Rule
Avoid SELECT * in SQL queries.
SELECT * in production code makes applications
fragile to schema changes and obscures data dependencies.
Supported languages: 45+Introduction
Using SELECT * in production queries retrieves every column from a table, including columns your application doesn't use. When database schemas evolve and new columns are added (including sensitive data like passwords or PII), queries using SELECT * automatically start retrieving them without code changes. This creates security vulnerabilities and breaks assumptions in your application logic.
Why it matters
Performance impact: Retrieving unnecessary columns increases query execution time, network transfer size, and memory consumption. A table with 50 columns where you only need 5 means you're transferring 10x more data than necessary, degrading response times and increasing infrastructure costs.
Security implications: New columns added to tables (audit fields, internal flags, sensitive user data) are automatically exposed through SELECT * queries. Your API might start leaking password hashes, SSNs, or internal business data that was never intended for that endpoint.

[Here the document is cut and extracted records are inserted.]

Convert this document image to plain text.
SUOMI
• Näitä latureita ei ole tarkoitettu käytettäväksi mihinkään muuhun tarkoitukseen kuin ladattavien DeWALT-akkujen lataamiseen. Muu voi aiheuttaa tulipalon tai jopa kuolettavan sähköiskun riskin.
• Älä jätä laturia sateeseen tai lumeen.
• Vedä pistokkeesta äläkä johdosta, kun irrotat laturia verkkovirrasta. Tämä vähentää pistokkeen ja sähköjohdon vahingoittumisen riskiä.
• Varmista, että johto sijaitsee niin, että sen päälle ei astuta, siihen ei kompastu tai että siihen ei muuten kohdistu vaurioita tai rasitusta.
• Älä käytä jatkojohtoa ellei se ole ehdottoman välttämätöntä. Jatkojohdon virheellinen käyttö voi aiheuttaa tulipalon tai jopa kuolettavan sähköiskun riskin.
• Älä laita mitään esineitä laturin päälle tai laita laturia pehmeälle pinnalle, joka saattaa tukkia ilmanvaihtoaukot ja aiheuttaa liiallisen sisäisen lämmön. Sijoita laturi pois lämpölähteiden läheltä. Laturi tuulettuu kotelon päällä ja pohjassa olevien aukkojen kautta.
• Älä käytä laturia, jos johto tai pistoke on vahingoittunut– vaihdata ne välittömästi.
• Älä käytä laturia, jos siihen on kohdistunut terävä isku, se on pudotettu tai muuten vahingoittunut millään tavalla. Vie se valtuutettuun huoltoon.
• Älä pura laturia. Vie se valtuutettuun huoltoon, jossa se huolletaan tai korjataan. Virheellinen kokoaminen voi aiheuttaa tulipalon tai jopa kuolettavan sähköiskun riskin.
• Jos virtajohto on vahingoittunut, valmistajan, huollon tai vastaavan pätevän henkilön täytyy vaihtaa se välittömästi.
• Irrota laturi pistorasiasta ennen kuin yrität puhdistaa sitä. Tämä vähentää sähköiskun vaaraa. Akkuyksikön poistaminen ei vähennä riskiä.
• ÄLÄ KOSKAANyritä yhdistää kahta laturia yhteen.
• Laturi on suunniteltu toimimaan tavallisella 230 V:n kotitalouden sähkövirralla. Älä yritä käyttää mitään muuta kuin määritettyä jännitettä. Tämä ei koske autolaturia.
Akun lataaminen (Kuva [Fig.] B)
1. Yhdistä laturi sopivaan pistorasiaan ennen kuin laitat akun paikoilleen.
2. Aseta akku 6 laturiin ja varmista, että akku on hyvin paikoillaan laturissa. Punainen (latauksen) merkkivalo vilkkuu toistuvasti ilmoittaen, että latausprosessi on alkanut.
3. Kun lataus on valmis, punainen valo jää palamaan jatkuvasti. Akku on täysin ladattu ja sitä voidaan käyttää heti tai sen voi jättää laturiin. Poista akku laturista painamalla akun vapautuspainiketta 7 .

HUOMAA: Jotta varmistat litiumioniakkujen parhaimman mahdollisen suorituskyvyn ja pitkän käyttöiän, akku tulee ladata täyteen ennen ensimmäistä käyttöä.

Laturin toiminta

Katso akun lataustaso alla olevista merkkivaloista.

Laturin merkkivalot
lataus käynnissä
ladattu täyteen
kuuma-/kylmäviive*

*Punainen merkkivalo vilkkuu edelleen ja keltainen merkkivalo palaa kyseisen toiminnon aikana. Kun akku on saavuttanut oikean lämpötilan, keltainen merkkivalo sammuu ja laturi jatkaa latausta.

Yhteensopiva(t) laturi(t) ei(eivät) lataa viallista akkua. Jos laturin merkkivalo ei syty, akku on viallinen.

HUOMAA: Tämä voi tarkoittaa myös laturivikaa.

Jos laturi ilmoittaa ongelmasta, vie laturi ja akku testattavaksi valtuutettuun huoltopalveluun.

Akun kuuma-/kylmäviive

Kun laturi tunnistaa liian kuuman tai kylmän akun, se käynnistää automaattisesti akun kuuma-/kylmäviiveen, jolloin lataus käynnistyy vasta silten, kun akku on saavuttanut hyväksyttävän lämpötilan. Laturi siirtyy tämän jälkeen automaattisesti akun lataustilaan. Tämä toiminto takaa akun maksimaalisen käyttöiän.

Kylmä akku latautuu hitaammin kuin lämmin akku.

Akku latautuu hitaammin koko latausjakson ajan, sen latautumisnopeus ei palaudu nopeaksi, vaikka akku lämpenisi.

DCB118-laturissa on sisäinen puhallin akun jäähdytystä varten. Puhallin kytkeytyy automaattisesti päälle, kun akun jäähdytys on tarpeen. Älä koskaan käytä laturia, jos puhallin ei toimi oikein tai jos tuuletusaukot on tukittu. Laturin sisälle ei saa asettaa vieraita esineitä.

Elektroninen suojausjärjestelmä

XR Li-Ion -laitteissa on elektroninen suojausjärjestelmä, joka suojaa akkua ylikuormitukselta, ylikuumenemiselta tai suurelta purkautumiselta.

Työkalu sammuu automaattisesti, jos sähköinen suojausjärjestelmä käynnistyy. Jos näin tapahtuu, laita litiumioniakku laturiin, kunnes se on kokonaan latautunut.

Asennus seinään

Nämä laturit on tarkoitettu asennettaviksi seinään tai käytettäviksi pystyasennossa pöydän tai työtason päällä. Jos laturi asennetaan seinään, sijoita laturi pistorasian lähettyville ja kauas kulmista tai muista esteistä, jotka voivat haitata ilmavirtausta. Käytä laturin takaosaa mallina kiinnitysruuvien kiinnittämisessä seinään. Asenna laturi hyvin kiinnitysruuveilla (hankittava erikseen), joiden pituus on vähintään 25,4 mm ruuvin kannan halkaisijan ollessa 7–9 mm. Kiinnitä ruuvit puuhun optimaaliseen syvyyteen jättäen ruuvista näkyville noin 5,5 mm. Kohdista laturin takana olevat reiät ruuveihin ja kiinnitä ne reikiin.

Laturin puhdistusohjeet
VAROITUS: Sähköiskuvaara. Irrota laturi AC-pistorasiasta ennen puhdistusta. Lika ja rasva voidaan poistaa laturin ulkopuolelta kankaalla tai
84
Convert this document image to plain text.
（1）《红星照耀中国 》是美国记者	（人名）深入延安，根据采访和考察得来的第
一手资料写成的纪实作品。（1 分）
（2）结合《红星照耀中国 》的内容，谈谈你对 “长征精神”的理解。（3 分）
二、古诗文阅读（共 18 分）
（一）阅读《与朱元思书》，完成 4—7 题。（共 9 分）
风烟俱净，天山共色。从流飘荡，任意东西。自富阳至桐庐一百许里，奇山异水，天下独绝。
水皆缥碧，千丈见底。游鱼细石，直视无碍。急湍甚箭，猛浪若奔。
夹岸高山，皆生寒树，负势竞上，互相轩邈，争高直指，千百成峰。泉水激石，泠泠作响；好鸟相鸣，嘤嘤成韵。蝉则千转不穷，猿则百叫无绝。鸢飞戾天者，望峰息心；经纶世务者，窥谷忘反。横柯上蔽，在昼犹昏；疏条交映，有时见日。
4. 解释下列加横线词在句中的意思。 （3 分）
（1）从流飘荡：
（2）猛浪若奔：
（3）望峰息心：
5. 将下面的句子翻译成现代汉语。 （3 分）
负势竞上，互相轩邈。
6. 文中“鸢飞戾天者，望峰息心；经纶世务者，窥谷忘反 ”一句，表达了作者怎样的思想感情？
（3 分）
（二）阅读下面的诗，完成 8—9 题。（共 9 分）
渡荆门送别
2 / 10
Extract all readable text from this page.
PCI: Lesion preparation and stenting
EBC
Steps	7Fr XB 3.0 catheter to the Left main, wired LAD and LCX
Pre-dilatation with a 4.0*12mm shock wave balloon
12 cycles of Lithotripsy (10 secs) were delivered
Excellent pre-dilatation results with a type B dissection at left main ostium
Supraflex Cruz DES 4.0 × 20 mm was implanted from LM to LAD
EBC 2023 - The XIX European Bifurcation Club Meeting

Code maintainability: When SELECT * queries break after schema changes, the failure happens at runtime, not compile time. A new non-nullable column or renamed field causes production errors. Explicit column lists make dependencies clear and break builds when schemas change incompatibly.
Code examples
❌ Non-compliant:
async function getUserProfile(userId) {
const query = 'SELECT * FROM users WHERE id = ?';
const [user] = await db.execute(query, [userId]);
return {
name: user.name,
email: user.email,
createdAt: user.created_at
};
}
Why it's wrong: This retrieves all columns including potentially sensitive fields like password_hash, ssn, internal_notes, or deleted_at. As the schema grows, this query becomes slower and exposes more data, yet the application only uses three fields.
✅ Compliant:
async function getUserProfile(userId) {
const query = `
SELECT name, email, created_at
FROM users
WHERE id = ?
`;
const [user] = await db.execute(query, [userId]);
return {
name: user.name,
email: user.email,
createdAt: user.created_at
};
}
Conclusion
Always specify explicit column lists in SQL queries. This prevents data leaks, improves performance, and makes dependencies between code and schema clear. The small upfront cost of typing column names prevents entire classes of security and performance issues.